Edward Elgar hat uns eine von ihm dirigierte Aufnahme von In the South hinterlassen, die er stückweise 1921 und 1923 eingespielt hat. (Elgar conducts Elgar – The complete recordings; Music&Arts CD-1257 [4 CD]); und wer sich mit der Partitur von In the South beschäftigen möchte, dem sei die entsprechende Internetseite des International Music Score Library Project (IMSLP) wärmstens empfohlen.

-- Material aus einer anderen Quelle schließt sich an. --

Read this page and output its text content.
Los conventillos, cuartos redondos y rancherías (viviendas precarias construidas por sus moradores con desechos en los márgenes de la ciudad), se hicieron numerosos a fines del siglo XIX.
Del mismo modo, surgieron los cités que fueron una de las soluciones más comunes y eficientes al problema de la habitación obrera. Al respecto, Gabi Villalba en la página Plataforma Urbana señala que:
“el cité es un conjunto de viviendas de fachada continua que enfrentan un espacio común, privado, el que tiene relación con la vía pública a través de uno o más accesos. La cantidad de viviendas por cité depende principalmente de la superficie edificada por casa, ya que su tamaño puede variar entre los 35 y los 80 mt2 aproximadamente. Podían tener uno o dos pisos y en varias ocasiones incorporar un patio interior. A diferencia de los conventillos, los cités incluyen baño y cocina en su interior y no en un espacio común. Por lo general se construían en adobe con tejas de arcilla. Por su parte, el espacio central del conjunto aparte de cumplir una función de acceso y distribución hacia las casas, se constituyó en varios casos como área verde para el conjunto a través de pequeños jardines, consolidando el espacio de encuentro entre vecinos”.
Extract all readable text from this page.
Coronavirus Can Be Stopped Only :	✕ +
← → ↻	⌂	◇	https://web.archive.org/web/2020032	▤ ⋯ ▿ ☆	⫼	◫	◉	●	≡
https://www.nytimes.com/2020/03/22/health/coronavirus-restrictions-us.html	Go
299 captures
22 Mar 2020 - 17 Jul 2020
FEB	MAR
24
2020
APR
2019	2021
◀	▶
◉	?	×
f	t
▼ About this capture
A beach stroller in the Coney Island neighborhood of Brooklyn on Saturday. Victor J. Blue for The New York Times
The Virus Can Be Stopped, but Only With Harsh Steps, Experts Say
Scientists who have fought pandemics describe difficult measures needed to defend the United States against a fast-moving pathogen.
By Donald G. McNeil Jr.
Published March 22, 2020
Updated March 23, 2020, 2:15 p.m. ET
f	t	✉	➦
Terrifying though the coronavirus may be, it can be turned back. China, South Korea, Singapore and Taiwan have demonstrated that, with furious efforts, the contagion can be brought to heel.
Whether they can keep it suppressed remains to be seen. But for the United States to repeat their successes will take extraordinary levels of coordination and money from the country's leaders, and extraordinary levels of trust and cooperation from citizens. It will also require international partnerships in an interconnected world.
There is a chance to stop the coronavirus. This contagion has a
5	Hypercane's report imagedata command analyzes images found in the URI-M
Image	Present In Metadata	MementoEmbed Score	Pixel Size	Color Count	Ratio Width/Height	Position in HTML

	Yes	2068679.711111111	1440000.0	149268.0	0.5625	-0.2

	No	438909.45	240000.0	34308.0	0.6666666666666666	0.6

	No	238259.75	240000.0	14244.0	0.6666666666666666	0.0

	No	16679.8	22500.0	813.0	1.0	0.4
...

In Hayes, im Westen von London, befand sich ein Aufnahmestudio von HMV (His Master’s Voice) des Plattenpioniers Emil Berliner; dieses Studio war der Vorläufer der – von Elgar 1931 eingeweihten – legendären Abbey Road Studios. In Hayes nahm Elgar im Dezember 1921 und im Oktober 1923 jeweils Teile von In the South auf. Die aus heutiger Sicht unzureichenden Wiedergabemöglichkeiten längerer Werke – jede Plattenseite hatte nur wenige Minuten Spieldauer – führte im Allgemeinen dazu, dass Elgar für die Aufnahme in seinen symphonischen Werken erhebliche Kürzungen vornahm, welche seine Musik geradezu amputierten. Bei In the South ist dies interessanterweise nicht der Fall: Die aufgenommene Fassung hat zwar auch sieben Sprünge, die aber jeweils nur wenige Takte betreffen und keine einschneidende Verfälschung darstellen. Trotzdem ist Elgars Aufnahme mit 16 Minuten Spieldauer ca. fünf Minuten kürzer als heutige Einspielungen, was an Elgars irrwitzig schnellem Tempo liegt und die bekannte These untermauert, dass Komponisten nicht unbedingt die besten Interpreten eigener Werke sind: Der Dirigent Elgar versagt seiner Musik jegliches schwelgerische Blühen, obwohl die Partitur davon nur so überfließt. Selbst über die „Nobilmente“- und „Grandioso“-Passagen eilt er hinweg, ja er wird sogar innerhalb desselben Tempos unmotiviert schneller (Ziffer 23 im „Grandioso“). Zudem hört man, wie bei allen derartigen historischen Aufnahmen, nicht den Orchesterklang, den wir uns vorstellen. Denn da selbst großbesetzte Werke in dieser frühen Phase der Tonaufzeichnung nur mittels eines einzigen Mikrophontrichters aufgenommen werden konnten, musste sich das Orchester in ungewohnter und stark verkleinerter Sitzordnung um den Aufnahmetrichter drängen. Faszinierend ist das dadurch völlig ungewohnte Klangspektrum, da man weniger einen Gesamtklang als vielmehr die Summe einzelner Instrumente wahrnimmt. Deren Spieler offenbaren dabei eine individuell deutlich wahrnehmbare und stupende Virtuosität. Beispielsweise klingt der Konzertmeister sehr präsent, weshalb die virtuose Fingerfertigkeit, mit der Elgar die 1. Violinen bedacht hat, geradezu solistisch erfahrbar wird und dem Hörer – rund 100 Jahre nach Entstehung der Aufnahme – höchsten Respekt für die Londoner Orchestermusiker abnötigt.